You can tell when employee morale is high: workers are motivated, collaborative, productive, energized, and committed. When employees enjoy their work and view the company positively, they work harder, they’re happier, and they’re less likely to be counting down the seconds until 5 p.m. or searching for jobs on Monster during their lunch break.
Companies with strong employee morale have higher levels of employee engagement and better overall performance. Those in the top quartile for employee engagement outperform those in the bottom quartile, according to data based on 12 elements surveyed and scored by Gallup. In general, data shows that highly engaged employees work harder and stay at a company longer.
Now that you know the irrefutable benefits of high employee morale, you probably want to know how to make your company’s even stronger. Here are some best practices that will help you improve morale and boost your bottom line.
1. Implement Employee Feedback
One of the most effective ways to increase employee morale is to respond to employee feedback. To do that, it’s essential to foster a workplace in which employees feel comfortable sharing constructive criticism.
In addition to conducting exit interviews with employees who are leaving the company, consider conducting frequent stay interviews with employees who haven’t handed in their two weeks’ notice. While the insights from both are helpful, stay interviews can help you retain top talent before they leave for your competition.
Here are some revealing stay interview questions you could ask:
- What could we do to improve the company culture?
- What do you like most and least about your role?
- What could we do to improve your work experience?
- What are your short- and long-term career goals?
- What support and resources do you need to hit your goals?
Depending on the size of your company, HR may not have the bandwidth to interview all employees. Ask your HR department to interview people from a variety of departments and seniority levels to get diverse feedback. It can also be helpful to ask managers to have weekly or monthly one-on-one meetings to discuss expectations, goals, and feedback.
2. Create Shared Goals and Objectives
Your employees will be more motivated if they understand the impact their work has on the company’s success. Quarterly town hall meetings, where colleagues share objectives for the quarter and actionable strategies for achieving them, are great for building employee morale. Use this time to discuss what the team accomplished the previous quarter and how each department contributed.
Your department leaders likely set departmental goals and objectives each quarter. You could ask department leaders to have similar team meetings once a month. These departmental meetings are likely to increase engagement and collaboration.

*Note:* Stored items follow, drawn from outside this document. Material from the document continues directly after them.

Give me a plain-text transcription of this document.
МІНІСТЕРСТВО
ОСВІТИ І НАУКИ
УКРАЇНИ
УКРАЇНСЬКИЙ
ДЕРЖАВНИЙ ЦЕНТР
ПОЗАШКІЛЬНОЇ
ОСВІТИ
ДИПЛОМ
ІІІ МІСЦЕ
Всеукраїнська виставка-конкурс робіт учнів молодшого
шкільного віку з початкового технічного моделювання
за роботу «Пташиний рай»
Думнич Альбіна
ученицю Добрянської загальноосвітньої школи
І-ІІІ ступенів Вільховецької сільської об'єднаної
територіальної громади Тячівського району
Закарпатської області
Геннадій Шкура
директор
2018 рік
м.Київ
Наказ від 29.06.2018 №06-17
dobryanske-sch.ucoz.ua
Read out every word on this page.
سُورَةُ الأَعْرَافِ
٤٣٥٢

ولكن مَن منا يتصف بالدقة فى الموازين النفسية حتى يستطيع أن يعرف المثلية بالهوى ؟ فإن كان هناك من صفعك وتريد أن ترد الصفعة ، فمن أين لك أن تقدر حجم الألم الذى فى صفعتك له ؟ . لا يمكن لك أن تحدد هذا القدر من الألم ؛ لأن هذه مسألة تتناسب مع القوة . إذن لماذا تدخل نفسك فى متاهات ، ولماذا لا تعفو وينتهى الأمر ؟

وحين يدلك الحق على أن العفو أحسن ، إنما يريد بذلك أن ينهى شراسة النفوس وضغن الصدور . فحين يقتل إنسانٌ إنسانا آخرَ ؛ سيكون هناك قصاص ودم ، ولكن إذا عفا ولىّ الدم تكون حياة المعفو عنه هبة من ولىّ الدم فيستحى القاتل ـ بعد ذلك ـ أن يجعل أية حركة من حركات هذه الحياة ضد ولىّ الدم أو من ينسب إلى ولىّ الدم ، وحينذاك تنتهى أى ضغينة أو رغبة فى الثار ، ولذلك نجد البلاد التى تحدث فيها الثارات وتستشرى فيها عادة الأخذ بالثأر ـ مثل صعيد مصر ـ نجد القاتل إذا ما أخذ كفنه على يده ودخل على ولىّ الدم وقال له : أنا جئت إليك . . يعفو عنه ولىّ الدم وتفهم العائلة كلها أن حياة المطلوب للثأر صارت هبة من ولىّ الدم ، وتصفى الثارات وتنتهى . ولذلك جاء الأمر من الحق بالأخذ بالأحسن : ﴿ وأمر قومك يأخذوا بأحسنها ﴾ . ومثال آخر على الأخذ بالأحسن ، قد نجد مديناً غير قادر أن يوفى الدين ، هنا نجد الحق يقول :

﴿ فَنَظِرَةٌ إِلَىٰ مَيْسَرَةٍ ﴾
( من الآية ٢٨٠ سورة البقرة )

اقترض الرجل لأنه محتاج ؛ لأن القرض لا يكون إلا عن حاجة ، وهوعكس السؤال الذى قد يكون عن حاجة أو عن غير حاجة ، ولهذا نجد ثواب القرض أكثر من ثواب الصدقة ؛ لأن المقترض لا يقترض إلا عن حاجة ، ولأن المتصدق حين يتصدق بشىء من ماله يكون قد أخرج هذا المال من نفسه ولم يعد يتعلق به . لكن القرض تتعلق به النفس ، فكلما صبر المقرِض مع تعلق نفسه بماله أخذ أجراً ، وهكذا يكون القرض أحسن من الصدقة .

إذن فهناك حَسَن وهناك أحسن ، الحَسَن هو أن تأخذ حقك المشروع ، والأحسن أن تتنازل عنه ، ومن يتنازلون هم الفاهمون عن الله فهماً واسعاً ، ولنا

3. Foster a Collaborative Work Environment
Collaboration increases productivity, teamwork, innovation, and employee engagement. Instead of viewing other employees as the competition, employees work together and can accomplish more.
One way to increase collaboration across departments and seniority levels is to create employee resource groups (ERGs). These employee-led groups allow people with shared interests to come together and support one another.
Some companies also have formal mentorship programs that match senior and junior employees from different departments. Your employees are likely to learn from one another, whether it’s a new marketing or tech skill or how to navigate office politics.
4. Increase Career Advancement
Promotions and raises are an essential way to increase employee morale. If you don’t already, it’s helpful to have a career development plan in place with all employees so that they know the goals they need to hit and the skills they need to develop to move up the ladder.
Provide employees with the tools and support they need to get there, such as training programs and professional development stipends. You’ve probably heard some variation of the saying, “People don’t leave jobs. They leave managers.” Consider having specific management training programs to equip new managers with the hard and soft skills to be successful.
5. Boost Work-Life Balance
If your people are stressed and exhausted, employee morale will decrease faster than the office coffee supply. Fortunately, there are ways you can encourage a healthy work-life balance so that your team is motivated and energized when they’re in the office.
Instead of having a typical nine-to-five schedule for all employees, you could let employees set hours that work for themselves and their families. For example, parents could start at 7 a.m. and end at 3 p.m. to pick their kids up from school. Another way to increase flexibility (and significantly decrease commute time) is to allow people to work from home all or some of the time.